Ольга наугад нашла диванчик, вчера из-за поминок его передвинули в самый угол. Девочка сидела подложив под спину подушку и зябко обхватив себя за локти. Ольга осторожно присела на край дивана. «Значит, это мне не приснилось с похмелья. Да и много ли я выпила? От силы рюмку-другую. Таня в самом деле живет у меня».
– Дядя Илья так стонет, – сострадательно сказала девочка. – У него что-то болит, наверное. Или он хочет пить.
– Скорее отлежал себе руку, – шепотом ответила Ольга. – Послушай, мы с тобой никогда не дружили, да и неудивительно… Как ты на такое решилась?
– Прийти к вам? – Та вздохнула. – Нужно было где-то пересидеть. У нас дома просто невыносимо, после всего, что случилось… Я смотрю ей в глаза и вижу, что она врет!
– Ты в самом деле давала какие-то показания? – недоверчиво спросила женщина. – Неужели ты всерьез предполагаешь, что твоя мама сама себя обокрала?
Девочка подтвердила, что иначе и быть не могло. В ее голосе вновь прозвучали какие-то маниакальные, упрямые нотки. Ольга поняла: этой темы нельзя касаться – все равно Таня будет стоять на своем.
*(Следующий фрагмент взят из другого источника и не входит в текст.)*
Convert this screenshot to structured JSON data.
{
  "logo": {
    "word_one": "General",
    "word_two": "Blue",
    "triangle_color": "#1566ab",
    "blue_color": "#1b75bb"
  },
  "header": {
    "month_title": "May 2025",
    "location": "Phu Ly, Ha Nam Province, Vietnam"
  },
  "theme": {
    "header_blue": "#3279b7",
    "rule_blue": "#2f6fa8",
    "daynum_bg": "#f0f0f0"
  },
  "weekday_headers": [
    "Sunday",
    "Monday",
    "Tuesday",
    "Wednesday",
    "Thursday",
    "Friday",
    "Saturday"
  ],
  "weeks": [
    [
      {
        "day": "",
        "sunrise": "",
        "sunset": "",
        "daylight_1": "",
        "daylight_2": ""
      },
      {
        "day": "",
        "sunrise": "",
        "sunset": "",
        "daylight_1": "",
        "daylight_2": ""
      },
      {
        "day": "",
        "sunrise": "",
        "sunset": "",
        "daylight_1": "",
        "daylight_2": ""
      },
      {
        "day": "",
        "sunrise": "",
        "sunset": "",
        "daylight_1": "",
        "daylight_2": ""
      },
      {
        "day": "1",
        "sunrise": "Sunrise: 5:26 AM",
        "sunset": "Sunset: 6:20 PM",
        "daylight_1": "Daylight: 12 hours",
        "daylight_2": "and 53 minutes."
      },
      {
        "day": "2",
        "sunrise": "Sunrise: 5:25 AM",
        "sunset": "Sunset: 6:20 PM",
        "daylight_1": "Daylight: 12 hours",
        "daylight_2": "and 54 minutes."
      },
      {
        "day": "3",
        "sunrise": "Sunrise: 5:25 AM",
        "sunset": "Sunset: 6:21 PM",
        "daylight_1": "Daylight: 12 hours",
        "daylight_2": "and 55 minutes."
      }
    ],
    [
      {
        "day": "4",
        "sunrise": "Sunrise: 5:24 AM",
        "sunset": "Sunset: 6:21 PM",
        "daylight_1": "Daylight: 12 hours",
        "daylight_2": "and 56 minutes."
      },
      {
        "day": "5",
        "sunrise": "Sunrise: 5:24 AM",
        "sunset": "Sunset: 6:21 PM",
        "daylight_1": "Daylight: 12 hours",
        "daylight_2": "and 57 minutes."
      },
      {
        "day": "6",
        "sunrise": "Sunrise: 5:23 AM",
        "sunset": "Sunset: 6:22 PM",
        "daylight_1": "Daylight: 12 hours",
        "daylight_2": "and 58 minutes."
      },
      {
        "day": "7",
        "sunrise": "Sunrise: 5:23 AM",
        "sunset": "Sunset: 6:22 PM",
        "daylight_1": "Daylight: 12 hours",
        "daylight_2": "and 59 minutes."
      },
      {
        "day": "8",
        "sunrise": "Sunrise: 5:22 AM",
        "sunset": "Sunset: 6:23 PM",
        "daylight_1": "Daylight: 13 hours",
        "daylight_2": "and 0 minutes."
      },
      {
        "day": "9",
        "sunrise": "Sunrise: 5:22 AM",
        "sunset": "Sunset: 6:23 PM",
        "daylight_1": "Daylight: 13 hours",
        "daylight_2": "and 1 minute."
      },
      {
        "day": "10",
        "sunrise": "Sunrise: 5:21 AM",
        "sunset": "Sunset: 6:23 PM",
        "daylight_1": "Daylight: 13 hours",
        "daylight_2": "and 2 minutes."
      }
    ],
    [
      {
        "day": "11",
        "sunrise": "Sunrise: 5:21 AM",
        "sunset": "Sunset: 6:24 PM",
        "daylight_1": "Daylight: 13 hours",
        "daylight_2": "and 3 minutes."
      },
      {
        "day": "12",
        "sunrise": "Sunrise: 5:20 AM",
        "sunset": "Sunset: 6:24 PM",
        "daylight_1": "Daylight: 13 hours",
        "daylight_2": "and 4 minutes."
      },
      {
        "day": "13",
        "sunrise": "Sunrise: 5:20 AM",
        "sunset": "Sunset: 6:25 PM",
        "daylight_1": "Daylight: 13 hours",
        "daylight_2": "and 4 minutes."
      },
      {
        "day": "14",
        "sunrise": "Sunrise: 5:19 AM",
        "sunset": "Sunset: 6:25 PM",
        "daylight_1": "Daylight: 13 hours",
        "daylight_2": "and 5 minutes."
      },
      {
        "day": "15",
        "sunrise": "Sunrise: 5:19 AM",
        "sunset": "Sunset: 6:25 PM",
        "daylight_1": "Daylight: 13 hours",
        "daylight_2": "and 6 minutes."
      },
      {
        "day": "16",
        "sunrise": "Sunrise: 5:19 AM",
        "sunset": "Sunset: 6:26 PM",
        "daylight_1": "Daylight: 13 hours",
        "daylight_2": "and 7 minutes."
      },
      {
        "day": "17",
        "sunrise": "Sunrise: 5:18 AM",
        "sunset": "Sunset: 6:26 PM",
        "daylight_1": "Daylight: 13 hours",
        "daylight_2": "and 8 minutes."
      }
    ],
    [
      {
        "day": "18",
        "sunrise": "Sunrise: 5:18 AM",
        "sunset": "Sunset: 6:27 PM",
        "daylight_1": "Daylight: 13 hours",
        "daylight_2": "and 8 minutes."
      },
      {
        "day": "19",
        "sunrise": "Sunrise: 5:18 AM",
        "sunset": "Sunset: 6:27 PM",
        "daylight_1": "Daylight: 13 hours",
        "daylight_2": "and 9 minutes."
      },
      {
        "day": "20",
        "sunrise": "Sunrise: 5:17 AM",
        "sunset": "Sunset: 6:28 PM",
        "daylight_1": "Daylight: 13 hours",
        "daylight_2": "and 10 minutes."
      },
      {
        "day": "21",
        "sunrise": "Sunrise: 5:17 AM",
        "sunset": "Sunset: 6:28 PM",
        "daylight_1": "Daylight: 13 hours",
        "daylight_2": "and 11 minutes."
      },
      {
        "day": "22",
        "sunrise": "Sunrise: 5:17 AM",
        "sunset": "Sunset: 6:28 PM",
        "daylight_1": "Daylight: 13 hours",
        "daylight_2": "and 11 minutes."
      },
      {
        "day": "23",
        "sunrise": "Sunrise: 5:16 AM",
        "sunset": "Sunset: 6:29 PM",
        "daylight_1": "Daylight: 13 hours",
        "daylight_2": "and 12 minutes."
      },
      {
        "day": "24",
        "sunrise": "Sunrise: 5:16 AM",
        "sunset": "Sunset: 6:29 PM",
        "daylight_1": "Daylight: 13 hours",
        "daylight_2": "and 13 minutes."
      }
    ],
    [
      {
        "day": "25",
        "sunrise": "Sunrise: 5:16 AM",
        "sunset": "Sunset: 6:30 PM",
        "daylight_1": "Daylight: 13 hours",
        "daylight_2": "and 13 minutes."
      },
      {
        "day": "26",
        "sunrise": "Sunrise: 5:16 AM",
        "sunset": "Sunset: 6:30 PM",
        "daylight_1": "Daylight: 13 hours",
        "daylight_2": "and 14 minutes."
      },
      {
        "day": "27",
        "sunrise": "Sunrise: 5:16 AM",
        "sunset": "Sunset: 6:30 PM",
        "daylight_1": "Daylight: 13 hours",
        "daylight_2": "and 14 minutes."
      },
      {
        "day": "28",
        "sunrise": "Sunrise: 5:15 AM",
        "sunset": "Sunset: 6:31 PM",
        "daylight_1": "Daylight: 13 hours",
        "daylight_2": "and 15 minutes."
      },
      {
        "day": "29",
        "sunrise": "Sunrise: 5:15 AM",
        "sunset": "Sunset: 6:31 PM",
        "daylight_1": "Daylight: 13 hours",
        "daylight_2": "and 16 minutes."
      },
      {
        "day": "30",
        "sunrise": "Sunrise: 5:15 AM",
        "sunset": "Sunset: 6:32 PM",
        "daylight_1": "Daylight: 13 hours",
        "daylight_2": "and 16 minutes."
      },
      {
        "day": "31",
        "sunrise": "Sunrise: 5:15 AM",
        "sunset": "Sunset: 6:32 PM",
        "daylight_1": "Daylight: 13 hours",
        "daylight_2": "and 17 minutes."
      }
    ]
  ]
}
– Если бы вы знали, как мне за нее стыдно, – неожиданно горячо заговорила девочка, подавшись вперед и сложив на груди руки. В этот миг, в дождливых утренних сумерках, в молитвенной позе, с распущенными волосами, она походила на изображение какой-то юной средневековой мученицы. – Мне всегда, всегда было за нее стыдно! Она всех ненавидит, даже меня!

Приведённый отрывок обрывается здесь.